4.3.1. Immunofixation electrophoresis
For sIFE, a patient’s serum is applied to several lanes of an agarose gel, and after electrophoresis, specific antisera are overlaid on individual lanes of the gel. These antisera are typically against IgG, IgA, IgM, κ and λ, although other specificities may be useful for identifying unusual bands (e.g. IgD, IgE or fibrinogen). A lane fixed with acid (which fixes all proteins) is also included for comparison. Following removal of the antisera, gels are washed and stained with Coomassie Brilliant Blue or Amido Black (Figure 4.3)
IFE is approximately 10-fold more sensitive than SPE, and is included in MM guidelines in the definition of a stringent complete response (Chapter 25
. It should be noted that judging whether there is or is not a discrete (monoclonal) protein band present after IFE can be subjective, and this may lead to discordance in the response category assigned by different operators (Section 18.4.3) 
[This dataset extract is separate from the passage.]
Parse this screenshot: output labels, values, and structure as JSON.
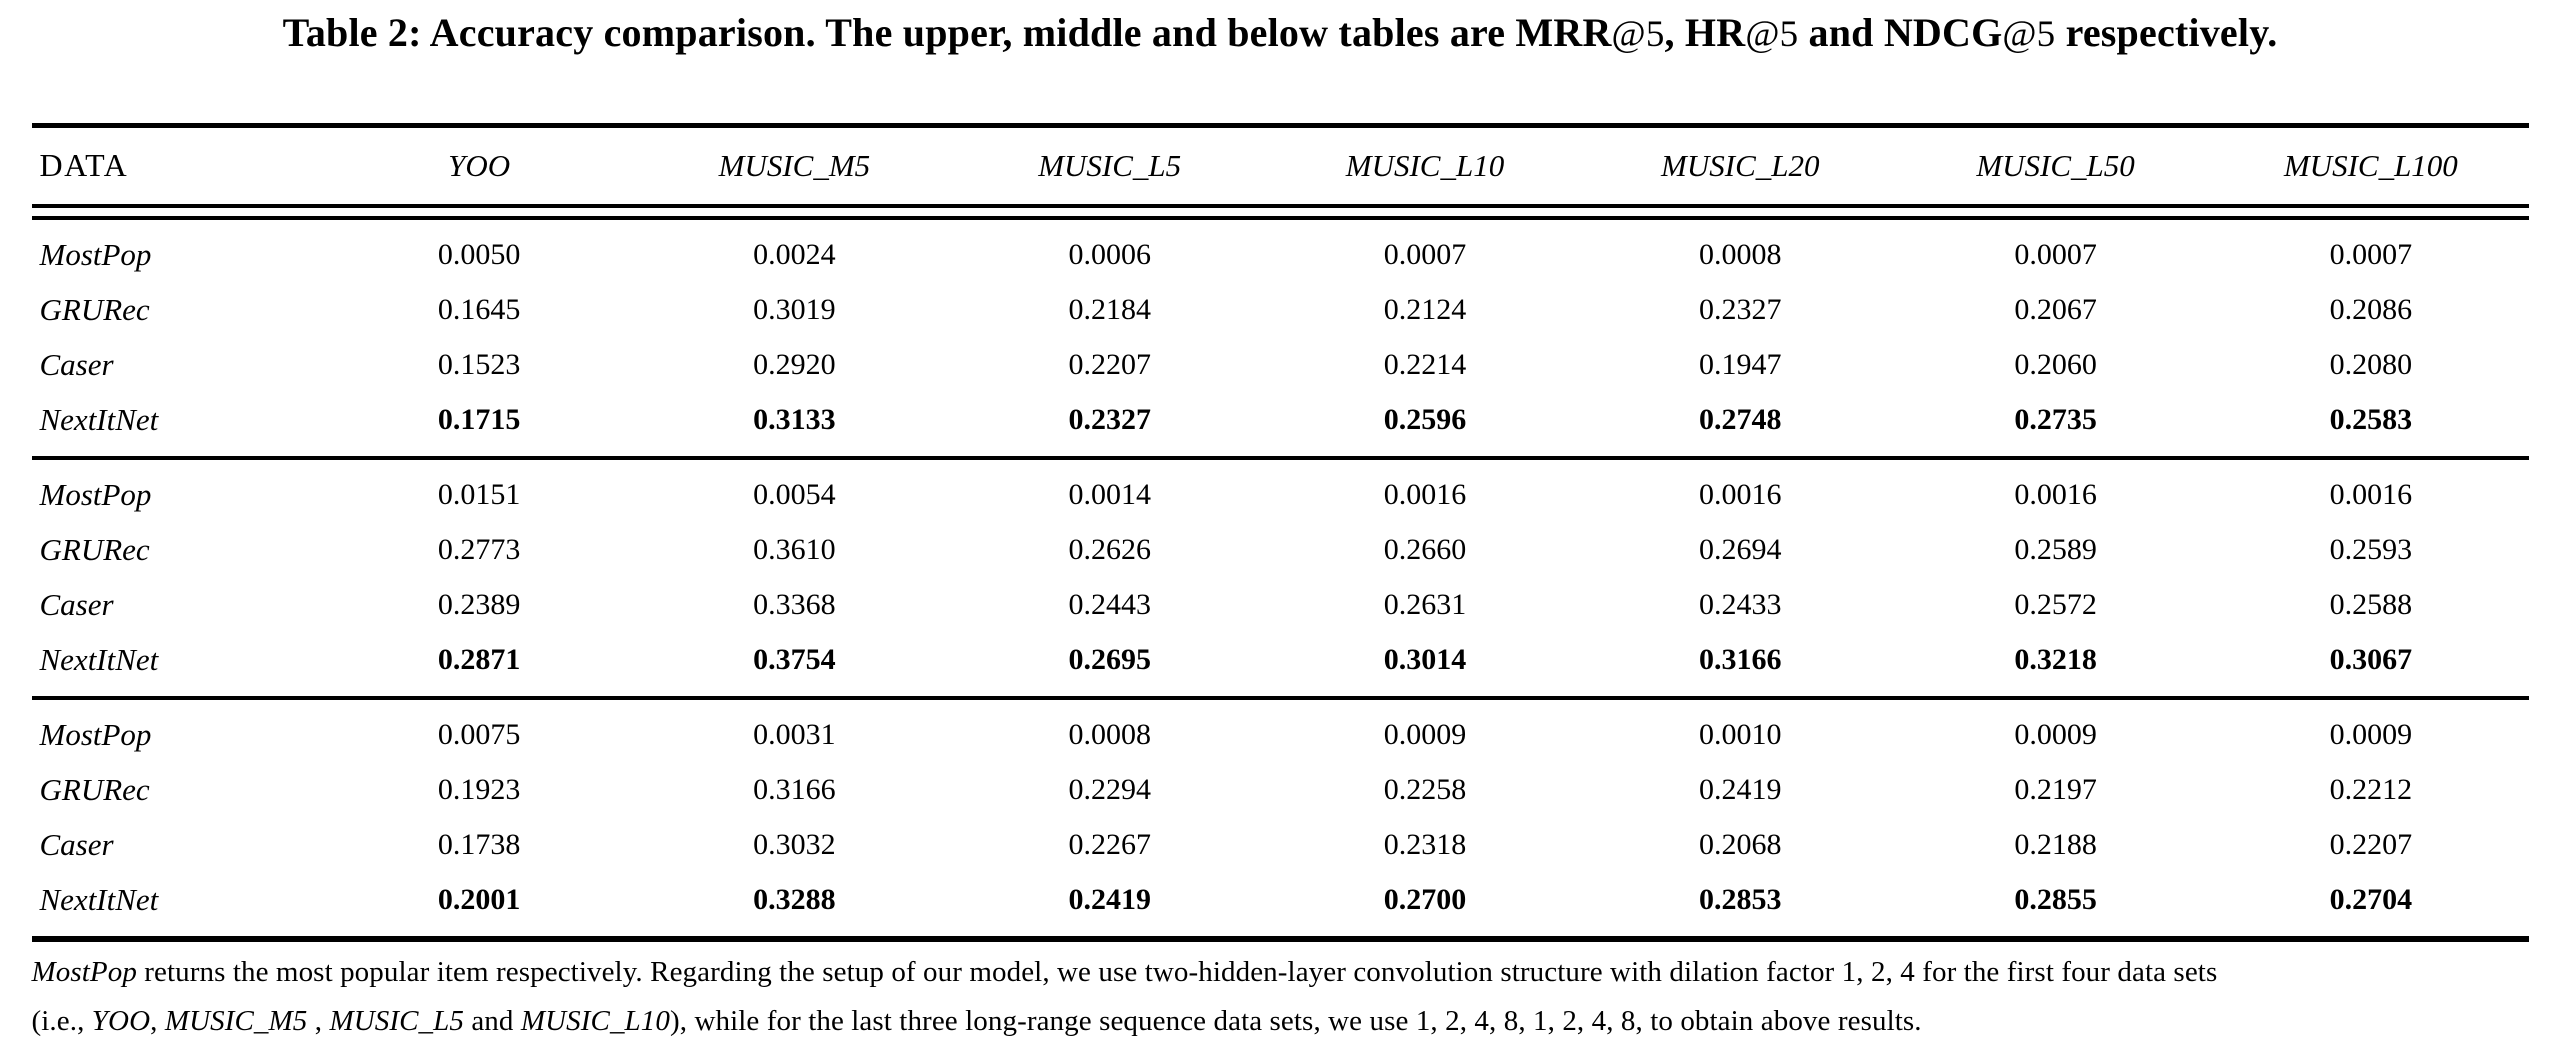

Immunosubtraction can be used in place of IFE for typing the majority of monoclonal protein bands, but it is less sensitive 
. In this technique, antibodies against IgG, IgA, IgM, κ or λ (bound to solid phase beads) are incubated with serum aliquots, then CZE is performed to determine which reagent(s) remove an electrophoretic abnormality (Figure 4.4)
This procedure works well with samples producing discrete monoclonal protein spikes and is easier to perform than sIFE . However, IFE may still be required as a complementary method to determine the monoclonal protein type in a number of situations . These include detection/typing of: 1) monoclonal sFLCs of the same type as the characterised monoclonal intact immunoglobulin; 2) multiple monoclonal proteins, e.g. biclonal gammopathies or oligoclonal banding; 3) “hidden” monoclonal proteins, e.g. small (<3 g/L) IgA or IgM monoclonal proteins that co-migrate with other serum proteins in the β-region; and 4) IgD and IgE monoclonal proteins.